My 14 year old Nokia 5185 cell still makes & receives telephone calls. As does the 1950s Western Electric Model 500 landline at my elbow[1].
Sometimes it's better for a telephone to just be a telephone.
The mind boggles at the amount of money being wasted world-wide on what should be a simple utility.
[1] My Father's first telephone. Yes, I still have pulse-dial access from the telco. When that goes away, I have a simple circuit to convert the pulse to DTMF.
Oh look, it's Jake.
Surely you're still using two cans and a bit of string, which you hacked together from home-grown hemp while living in a hand-carved igloo in the arctic? After all, you wouldn't have needed anything else as you single-handedly coded Slackware from simple stone tablets and fingernails.
It's like listening to a stuck record.
World Human population is growing at 75 million/yr. This is 2.38 net new humans/second.
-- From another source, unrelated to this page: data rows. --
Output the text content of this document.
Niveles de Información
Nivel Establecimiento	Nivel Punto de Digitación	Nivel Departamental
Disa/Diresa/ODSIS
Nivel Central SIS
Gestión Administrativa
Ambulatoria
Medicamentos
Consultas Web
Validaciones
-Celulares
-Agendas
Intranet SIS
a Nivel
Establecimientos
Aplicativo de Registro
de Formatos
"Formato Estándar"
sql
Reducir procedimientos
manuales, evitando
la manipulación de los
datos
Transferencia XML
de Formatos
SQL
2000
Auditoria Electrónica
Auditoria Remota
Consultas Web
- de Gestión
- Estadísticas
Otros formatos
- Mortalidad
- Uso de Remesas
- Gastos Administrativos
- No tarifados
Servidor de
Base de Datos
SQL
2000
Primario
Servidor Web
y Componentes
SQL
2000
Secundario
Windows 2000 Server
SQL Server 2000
There are about 7 billion humans. At the current rate, 7 billion phones will be shipped in 5.35 years.
If we assume that half the world's population will eventually have phones, then in 2.6 years we saturate even if nobody currently owned a phone, and the current production rate would sustain a phone replacement rate of once every 2.6 years.
Presumably the market penetration will increase, but probably not past 100%. Meanwhile, the replacement rate will decrease as the technology matures.
Conclusion: the production rate must decrease some time in the next 5 years.